What's really creepy about comments like these, coming from Beltway luminaries like Chris, is that it shows just how brainwashed they are by the right wing hysteria over the OWS demonstrations. I'm convinced Chris internalizes this shit from Bill O'Reilly and other wingnut propaganda sources, and then spouts them on his show, on a supposedly "liberal" network. It's just one more example in hundreds, daily, of how much the Beltway Media is in the thrall of Fox right wing propaganda.

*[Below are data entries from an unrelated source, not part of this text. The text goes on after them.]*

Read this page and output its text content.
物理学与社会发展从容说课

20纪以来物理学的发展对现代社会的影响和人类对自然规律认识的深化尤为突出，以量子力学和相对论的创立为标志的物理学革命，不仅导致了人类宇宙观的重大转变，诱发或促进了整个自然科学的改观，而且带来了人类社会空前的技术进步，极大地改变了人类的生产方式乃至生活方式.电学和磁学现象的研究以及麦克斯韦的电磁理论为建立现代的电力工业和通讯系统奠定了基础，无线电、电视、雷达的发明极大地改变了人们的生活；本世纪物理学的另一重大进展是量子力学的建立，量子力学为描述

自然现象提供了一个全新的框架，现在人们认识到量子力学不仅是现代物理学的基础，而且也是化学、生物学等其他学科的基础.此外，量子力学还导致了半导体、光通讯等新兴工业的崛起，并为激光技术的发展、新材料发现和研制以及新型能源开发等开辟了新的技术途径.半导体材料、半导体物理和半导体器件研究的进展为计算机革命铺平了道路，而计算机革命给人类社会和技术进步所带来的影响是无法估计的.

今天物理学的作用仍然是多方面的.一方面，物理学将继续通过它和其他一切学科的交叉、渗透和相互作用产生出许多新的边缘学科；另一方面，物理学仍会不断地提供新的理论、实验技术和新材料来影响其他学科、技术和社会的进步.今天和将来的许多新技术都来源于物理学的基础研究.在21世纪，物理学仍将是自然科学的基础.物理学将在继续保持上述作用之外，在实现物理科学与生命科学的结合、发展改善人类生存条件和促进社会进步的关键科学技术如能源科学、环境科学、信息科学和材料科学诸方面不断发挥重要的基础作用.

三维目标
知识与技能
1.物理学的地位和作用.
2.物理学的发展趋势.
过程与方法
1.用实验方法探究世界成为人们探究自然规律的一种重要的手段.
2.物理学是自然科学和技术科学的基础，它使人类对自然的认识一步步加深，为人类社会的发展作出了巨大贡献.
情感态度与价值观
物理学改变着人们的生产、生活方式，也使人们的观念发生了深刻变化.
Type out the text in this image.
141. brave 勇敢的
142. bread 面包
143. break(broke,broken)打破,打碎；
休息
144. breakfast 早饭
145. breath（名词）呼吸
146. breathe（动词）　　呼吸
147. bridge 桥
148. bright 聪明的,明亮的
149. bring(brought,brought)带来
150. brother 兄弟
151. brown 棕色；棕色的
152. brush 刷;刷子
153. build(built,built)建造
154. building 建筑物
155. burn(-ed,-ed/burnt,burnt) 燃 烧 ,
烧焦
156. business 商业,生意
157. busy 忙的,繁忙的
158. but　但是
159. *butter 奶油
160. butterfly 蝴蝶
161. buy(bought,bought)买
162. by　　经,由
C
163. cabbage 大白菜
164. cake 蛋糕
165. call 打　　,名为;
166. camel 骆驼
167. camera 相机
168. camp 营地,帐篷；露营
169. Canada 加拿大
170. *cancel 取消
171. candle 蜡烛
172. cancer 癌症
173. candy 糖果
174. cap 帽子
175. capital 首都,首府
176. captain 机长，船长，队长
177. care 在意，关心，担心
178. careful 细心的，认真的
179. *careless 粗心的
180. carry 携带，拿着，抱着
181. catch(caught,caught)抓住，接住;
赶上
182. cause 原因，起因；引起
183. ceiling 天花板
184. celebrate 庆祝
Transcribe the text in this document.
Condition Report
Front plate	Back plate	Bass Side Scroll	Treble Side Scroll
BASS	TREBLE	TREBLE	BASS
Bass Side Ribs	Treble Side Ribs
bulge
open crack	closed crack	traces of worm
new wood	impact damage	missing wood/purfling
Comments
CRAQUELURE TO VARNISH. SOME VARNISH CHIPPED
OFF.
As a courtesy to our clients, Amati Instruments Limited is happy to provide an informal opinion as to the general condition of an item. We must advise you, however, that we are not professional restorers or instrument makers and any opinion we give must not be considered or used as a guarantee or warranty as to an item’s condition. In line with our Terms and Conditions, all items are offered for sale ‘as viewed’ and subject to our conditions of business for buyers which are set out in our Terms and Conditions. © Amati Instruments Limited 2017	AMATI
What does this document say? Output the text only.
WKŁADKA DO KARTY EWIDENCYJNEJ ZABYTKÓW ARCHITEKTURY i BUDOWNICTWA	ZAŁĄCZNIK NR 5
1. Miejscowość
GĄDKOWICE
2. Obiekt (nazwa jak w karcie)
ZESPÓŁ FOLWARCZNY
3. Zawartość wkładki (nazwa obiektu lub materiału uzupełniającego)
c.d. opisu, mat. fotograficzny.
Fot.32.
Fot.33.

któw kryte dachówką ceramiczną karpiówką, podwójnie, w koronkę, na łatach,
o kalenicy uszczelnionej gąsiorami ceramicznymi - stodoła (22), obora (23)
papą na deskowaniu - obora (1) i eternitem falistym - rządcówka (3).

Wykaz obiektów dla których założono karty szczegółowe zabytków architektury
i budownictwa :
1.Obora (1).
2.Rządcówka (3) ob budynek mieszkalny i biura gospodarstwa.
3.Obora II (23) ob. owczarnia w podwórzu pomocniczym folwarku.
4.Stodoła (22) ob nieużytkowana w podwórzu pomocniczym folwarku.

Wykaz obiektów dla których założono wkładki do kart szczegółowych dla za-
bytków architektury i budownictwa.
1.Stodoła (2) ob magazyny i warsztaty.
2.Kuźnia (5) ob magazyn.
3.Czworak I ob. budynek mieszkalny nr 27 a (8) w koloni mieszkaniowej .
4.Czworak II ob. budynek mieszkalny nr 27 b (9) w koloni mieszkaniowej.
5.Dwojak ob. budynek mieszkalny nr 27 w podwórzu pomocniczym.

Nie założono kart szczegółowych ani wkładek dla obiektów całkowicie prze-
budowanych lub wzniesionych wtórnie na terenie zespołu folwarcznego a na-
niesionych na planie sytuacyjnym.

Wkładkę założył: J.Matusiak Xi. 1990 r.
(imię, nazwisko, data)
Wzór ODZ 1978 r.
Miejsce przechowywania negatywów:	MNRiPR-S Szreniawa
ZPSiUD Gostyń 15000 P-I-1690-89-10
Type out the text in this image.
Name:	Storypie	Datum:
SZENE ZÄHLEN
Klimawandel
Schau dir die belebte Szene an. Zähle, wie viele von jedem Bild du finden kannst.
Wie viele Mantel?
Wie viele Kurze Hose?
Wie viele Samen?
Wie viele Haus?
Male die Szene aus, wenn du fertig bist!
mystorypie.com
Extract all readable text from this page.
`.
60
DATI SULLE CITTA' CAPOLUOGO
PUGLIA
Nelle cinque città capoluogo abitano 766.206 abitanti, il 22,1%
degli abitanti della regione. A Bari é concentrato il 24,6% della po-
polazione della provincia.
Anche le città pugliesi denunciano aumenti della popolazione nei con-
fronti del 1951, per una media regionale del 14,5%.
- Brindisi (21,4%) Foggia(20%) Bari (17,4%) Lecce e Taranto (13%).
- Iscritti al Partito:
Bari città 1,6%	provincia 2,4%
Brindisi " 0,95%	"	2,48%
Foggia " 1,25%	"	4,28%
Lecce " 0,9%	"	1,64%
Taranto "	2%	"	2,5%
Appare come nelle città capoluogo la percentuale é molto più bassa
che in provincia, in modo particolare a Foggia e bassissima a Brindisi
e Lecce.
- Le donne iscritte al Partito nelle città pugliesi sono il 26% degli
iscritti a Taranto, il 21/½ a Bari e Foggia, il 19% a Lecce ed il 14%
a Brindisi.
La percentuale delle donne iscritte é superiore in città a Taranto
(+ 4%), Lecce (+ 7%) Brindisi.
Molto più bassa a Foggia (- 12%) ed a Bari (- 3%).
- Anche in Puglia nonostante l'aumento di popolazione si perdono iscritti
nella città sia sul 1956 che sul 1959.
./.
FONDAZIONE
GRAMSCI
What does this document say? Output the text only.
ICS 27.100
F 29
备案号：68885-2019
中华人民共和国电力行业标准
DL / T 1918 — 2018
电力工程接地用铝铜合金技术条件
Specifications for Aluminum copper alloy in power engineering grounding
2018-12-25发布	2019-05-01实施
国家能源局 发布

FYI, Chris, while the demonstrations have been orderly and peaceful, right wing provocateurs have infiltrated them to cause disruption and then blame the chaos on OWS. The same pattern occurred in Wisconsin, and everywhere people have gathered to rage against the corporate right wing machine that is destroying their lives. Keith has covered this, and Rachel too, showing Breitbart protegé James O'Keefe walking the crowds looking to promote trouble for his heavily edited video hit jobs. Hardball? Crickets. That is, until a wingnut provocateur creates an incident, in which case Chris will go hysterical. After whimsically declaring his faux flower child bona fides, Chris goes Archie Bunker ... and good on Ron for replying in kind:
MATTHEWS: Ron, what are your impulses when you watch those people up in New York. I mean, we have gotten different pictures of them. Do you feel for them? Do you think — do you wish like, in the summer of 67, we all felt we were all out in San Francisco? Is this something you wish you were a part of? Do you sense there's a downside for the Dems if this stuff gets more rowdy, if you will, rougher up there and other places besides New York?

REAGAN: Well, yes. Imagine — imagine what would happen if people at these Occupy Wall Street groups should start showing up with assault-style weapons and talking about Second Amendment solutions. Yes, then I`m sure the roof would come off, wouldn't it?
I thought Chris was a guard, or something, during the 60s. To be fair, he did the Peace Corps too, which is a great thing. But as far as Chris's political "evolution" (watch out for people whose views "evolve" or who switch horses in mainstream, well into their adult lives) to the "40-yard line" or whatever, well, that's anyone's guess. Here's how I see Chris in the 60s, face-to-face with Bobby Kennedy. Chris plays the part of the sheriff:

When Chris, the Zeitgeist sponge, said "... nor do I want political flourishes — gestures that give joy to the left or the right"... perhaps he was referring to Congressman Alan Grayson's takedown of his  buddy, P.J. O'Rourke. Well, you know, Chris — when you host a ratbastard like Ron Christie, who comes on your show to insult the 24 million Americans who can't find a fulltime job and who now swell the throngs of the OWS demonstrations, the minute you cut Christie his "political analyst" check, in effect doubling down on the insult, that's something for which you and MSNBC ought to be ashamed.